Для разработчиков
Real-Time Availability Monitoring
PingSled gives freelancers and junior developers a free, no-nonsense way to watch their projects, catch downtime before clients do, and prove their work is reliable — without spending a dime on enterprise tools.
The problem you already know
You just deployed your first client site. Or your portfolio. Or a small SaaS you built over a weekend. Now you're waiting — hoping nobody notices when it goes down at 2 a.m. because a dependency broke, a DNS record expired, or your $5 VPS ran out of RAM.
Enterprise monitoring platforms cost $20–$50 per month, require credit cards, and overwhelm you with 47 metrics you don't need. You just want to know: is it up, and if not, tell me immediately. Most junior developers and freelancers skip monitoring entirely, which means they find out about outages from angry clients or confused visitors — not from themselves.
What PingSled does for you
PingSled is built for people who ship code, not for DevOps teams with budgets. You add a URL, we check it every 60 seconds from three locations, and you get an instant alert the moment something breaks — via email, Telegram, or a webhook to your own system.
60-second checks, three locations
We probe your endpoint from Frankfurt, Tokyo, and Ashburn every minute. If all three fail within a 5-minute window, you're notified. No false alarms from a single flaky node.

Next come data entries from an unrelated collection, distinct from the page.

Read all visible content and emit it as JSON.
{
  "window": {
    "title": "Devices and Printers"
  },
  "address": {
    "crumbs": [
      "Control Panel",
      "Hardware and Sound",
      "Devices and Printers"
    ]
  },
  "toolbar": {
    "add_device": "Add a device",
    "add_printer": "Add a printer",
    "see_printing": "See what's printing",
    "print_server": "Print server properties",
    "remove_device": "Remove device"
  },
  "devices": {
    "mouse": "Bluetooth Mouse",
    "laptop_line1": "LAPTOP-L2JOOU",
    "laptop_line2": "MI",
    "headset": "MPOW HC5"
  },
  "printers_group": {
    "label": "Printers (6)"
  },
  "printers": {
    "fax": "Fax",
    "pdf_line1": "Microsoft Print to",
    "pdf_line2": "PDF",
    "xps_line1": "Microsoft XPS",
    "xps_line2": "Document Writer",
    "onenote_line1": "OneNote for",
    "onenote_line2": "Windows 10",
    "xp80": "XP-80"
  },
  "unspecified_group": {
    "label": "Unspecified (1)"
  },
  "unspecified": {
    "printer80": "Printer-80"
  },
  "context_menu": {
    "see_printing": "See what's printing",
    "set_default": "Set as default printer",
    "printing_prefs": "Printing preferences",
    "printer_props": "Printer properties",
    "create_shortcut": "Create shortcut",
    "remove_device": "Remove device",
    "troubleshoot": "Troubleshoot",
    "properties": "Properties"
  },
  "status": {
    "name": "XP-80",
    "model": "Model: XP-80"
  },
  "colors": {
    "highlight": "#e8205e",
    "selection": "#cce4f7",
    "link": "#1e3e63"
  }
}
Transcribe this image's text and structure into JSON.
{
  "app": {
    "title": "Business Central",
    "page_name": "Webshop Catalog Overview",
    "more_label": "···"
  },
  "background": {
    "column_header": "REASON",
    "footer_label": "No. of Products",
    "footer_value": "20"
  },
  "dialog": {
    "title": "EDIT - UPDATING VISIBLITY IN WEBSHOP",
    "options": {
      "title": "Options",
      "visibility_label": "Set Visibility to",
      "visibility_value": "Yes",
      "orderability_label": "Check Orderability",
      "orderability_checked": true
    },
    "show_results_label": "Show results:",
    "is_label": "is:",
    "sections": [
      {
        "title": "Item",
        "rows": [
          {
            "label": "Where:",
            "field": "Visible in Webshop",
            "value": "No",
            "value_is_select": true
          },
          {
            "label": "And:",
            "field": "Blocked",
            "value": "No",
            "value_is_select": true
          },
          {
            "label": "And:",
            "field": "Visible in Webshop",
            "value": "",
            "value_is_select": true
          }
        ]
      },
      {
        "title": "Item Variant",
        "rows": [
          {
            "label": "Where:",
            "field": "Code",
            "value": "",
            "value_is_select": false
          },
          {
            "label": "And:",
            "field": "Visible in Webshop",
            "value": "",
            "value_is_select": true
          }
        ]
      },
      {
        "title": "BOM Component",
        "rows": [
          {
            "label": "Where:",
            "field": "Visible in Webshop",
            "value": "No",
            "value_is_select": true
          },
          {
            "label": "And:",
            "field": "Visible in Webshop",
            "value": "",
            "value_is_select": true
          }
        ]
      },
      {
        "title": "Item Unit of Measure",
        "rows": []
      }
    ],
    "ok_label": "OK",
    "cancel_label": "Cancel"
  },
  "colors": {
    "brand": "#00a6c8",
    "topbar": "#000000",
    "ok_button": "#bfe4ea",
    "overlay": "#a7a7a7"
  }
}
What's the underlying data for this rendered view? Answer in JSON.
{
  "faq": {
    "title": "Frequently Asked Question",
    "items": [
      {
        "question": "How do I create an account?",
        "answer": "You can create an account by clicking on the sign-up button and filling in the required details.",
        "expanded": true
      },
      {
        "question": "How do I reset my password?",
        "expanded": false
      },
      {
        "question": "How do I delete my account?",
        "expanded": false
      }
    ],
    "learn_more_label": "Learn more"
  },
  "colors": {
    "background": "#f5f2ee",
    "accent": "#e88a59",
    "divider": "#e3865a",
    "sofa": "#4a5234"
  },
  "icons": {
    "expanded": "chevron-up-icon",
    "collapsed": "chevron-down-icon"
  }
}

Alerts that actually reach you
Email notifications go to your inbox within 30 seconds of a confirmed outage. Telegram users get a message from the @PingSledBot with the status code, response time, and a direct link to the incident log.
Free tier that doesn't trap you
Five monitored endpoints, 30 days of public status history, and all alert channels — completely free. No credit card. No watermarked reports. Upgrade only when you need more than five URLs.
Public status pages you can share
Every account gets a shareable status page at status.pingsled.io/yourname. Send it to clients as proof of uptime, or embed it in your portfolio to show you care about reliability.
SSL expiry and response-time tracking
Beyond simple up/down checks, PingSled warns you 14 days before an SSL certificate expires and flags when response times exceed your configured threshold — default 2 seconds.
Downtime reports for client meetings
Export a one-page PDF report showing 99.8% uptime over the last month, with a timeline of each incident and its duration. Looks professional, takes zero effort to generate.
Built for your workflow
PingSled fits into the tools you already use. Add monitors from the CLI, trigger your own scripts on incidents, or pull historical data into your dashboard.
REST API with API keys
Create, update, and delete monitors programmatically. GET /monitors returns your full list with current status, last check timestamp, and average response time. POST /monitors accepts a URL, check interval, and notification preferences. Rate-limited to 120 requests per minute on the free tier.
CLI tool for terminal lovers
Install with npm i -g pingsled-cli. Add a monitor with pingsled add https://your-site.com --notify telegram. View live status with pingsled status. Works on macOS, Linux, and Windows via WSL.
Webhooks for custom integrations
Configure a webhook URL and PingSled sends a JSON payload on every state change — up, down, or degraded. Include the HTTP status code, response time in milliseconds, checking node location, and a unique incident ID. Hook into Slack, Discord, or your own incident management system.
GitHub Actions compatibility
Use the PingSled status API in your CI pipeline to verify your staging environment is healthy before merging. A simple curl call to api.pingsled.io/v1/monitors/{id}/latest returns the last check result — fail the build if it's not green.
Open-source alerting adapters
Community-maintained adapters for Grafana Alerting, PagerDuty, and n8n are available on GitHub under the MIT license. Contribute your own adapter and get a free Pro tier for a year.
JSON and CSV data exports
Download your monitoring history as JSON or CSV for any date range. Includes per-check timestamps, HTTP status codes, response times, and node identifiers. Import into spreadsheets, Datadog, or any analytics tool you prefer.